HSBC Holdings Inc. (HBC:US) has agreed to a $249 million accord to settle claims of improper U.S. foreclosures, joining 12 other mortgage servicers in a deal that now exceeds $9 billion, according to banking regulators.
U.S. units of Europe’s largest bank signed a deal with the Federal Reserve and the Office of the Comptroller of the Currency to pay $96 million in cash to 112,000 U.S. borrowers it foreclosed on in 2009 and 2010 and provide $153 million in other mortgage help, according to a statement by the Fed and OCC today. HSBC was among lenders accused of rushing home foreclosures by using flawed documents.
Ten of the largest U.S. mortgage servicers, including JPMorgan Chase & Co. (JPM:US), Bank of America (BAC:US) Corp. and Citigroup Inc. (C:US), agreed to an $8.5 billion settlement with the Fed and the OCC on Jan. 7. This week, Goldman Sachs Group Inc. (GS:US) and Morgan Stanley (MS:US) joined the deal with the Fed, ending their faulty foreclosure history with a $557 million package of cash and other assistance.

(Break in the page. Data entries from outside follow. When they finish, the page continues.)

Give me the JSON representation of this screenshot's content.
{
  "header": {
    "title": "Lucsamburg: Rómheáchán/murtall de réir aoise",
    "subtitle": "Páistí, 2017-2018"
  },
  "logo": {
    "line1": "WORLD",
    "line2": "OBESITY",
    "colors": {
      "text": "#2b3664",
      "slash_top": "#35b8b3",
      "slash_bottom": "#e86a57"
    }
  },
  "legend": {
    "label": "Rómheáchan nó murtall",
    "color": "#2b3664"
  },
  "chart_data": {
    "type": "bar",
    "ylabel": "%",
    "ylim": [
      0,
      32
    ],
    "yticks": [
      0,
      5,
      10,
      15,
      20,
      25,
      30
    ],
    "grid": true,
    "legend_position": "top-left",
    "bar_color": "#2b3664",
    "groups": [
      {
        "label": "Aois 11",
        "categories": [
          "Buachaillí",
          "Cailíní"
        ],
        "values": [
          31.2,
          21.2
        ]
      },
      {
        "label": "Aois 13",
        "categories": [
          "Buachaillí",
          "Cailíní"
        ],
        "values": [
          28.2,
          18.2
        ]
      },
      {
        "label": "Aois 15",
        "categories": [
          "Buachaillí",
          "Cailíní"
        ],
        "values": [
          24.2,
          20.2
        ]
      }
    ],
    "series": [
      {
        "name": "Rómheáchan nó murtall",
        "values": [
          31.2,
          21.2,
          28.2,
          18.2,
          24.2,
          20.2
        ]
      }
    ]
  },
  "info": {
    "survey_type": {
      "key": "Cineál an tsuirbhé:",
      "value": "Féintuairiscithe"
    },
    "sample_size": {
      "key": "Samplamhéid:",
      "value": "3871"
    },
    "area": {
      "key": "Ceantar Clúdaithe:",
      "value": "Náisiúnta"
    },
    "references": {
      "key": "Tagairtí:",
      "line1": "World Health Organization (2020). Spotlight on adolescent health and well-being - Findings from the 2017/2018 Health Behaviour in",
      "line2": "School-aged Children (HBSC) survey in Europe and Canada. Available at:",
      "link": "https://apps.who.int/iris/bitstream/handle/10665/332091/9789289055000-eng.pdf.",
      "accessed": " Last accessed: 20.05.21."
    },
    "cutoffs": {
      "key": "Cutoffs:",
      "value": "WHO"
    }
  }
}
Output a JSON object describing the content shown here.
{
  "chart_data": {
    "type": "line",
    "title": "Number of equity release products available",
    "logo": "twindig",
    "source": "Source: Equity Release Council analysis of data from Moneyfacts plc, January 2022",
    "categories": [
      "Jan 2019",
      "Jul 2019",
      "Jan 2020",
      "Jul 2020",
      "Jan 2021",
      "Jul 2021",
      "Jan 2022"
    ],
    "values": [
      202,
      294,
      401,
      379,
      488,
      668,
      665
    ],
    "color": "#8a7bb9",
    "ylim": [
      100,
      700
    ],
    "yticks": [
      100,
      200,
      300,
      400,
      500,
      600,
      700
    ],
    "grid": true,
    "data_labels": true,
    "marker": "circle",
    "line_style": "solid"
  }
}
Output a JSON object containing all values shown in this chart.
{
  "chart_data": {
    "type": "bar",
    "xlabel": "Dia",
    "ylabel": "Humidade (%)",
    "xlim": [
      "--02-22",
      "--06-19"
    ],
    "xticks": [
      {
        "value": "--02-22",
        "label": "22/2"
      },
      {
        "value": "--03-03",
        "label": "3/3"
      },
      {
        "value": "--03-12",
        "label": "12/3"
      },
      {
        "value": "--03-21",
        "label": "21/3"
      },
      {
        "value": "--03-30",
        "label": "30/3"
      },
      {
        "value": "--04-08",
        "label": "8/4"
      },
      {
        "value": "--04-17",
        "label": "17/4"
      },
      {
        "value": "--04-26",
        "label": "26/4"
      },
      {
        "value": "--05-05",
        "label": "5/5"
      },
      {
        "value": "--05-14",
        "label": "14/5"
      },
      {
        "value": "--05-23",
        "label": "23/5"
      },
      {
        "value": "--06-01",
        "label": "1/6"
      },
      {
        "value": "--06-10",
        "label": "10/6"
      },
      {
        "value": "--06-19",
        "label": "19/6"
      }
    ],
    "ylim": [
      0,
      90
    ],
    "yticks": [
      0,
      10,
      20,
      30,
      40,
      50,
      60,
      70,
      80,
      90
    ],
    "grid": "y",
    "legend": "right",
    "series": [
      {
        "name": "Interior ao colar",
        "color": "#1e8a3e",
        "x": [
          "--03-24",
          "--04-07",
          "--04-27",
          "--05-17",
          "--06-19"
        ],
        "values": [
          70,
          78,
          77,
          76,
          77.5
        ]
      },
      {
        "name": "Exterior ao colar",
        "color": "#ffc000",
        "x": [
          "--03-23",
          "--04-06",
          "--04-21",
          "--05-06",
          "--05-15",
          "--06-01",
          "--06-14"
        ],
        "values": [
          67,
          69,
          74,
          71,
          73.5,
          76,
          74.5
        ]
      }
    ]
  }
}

After a U.S. housing-market collapse started the worst U.S. financial crisis since the Great Depression, mortgage servicers were accused of engaging in improper foreclosure practices, including so-called robo-signing of documents. In almost two years since regulators ordered the largest U.S. servicers to hire independent consultants to conduct case-by-case reviews of foreclosures, none of the borrowers has been compensated.
“We are pleased to have reached this agreement, in line with 12 others in the industry who have arrived at similar settlements, and believe it is a positive development that will benefit homeowners,” said Neil Brazil, an HSBC U.S. spokesman, in a statement. The bank will record a pretax charge of $96 million in the fourth quarter of 2012 and expects its existing reserves will absorb the $153 million in other aid “with no significant incremental financial impact,” Brazil said.
Last month, London-based HSBC agreed to pay $1.9 billion to close a global money-laundering probe by the U.S. Department of Justice and banking regulators in the U.S. and U.K. It struck this foreclosure deal with the OCC and Fed because HSBC Bank USA is regulated by the OCC while the Fed regulates HSBC Finance Corp., which absorbed Household International Inc. in 2004. Mortgage servicers handle billing and collections as well as foreclosures if borrowers default.
The new settlement ends case-by-case foreclosure reviews and provides for borrowers who went through foreclosures under HSBC or the other servicers to automatically receive some level of cash compensation based on banks’ review of the level of harm each may have suffered. Cash payments will be as high as $125,000 to borrowers hurt the most, the regulators have said.
Of the $9.3 billion in settlements with the 13 banks, Bank of America is paying the most at $2.9 billion, followed by Wells Fargo & Co. (WFC:US) and JPMorgan, both at $2 billion, according to an OCC document. Almost 4.2 million borrowers will receive compensation from the cash pot of $3.6 billion, for an average payout of $867.
Ally Financial Inc. (ALLY:US), IndyMac Bancorp’s successor OneWest Bank FSB and EverBank Financial Corp. (EVER:US) were among banks in the 2011 foreclosure-review agreement and haven’t yet reached an accord with regulators.
“Conversations continue with all of the banks that did not enter the Jan. 7 agreement in principle but are covered by our April 2011 enforcement action,” Bryan Hubbard, an OCC spokesman, said today.
Banks have paid more than $1.5 billion in fees to several third-party consultants, such as Promontory Financial Group LLC, PricewaterhouseCoopers LLP and Ernst & Young LLP, during the abandoned review process, the regulators have said.
“I can’t help but question the effectiveness of a process that led to $1.5 billion in fees to a small number of consultants and only slightly more than twice that in relief to millions of injured borrowers,” U.S. Representative Carolyn Maloney, a New York Democrat, wrote in a letter to the OCC and Fed chiefs dated yesterday.
Maloney requested data from the regulators as she tried to understand “how these fees were ultimately generated and how your supervision of the institutions impacted the progress of the independent foreclosure review process.”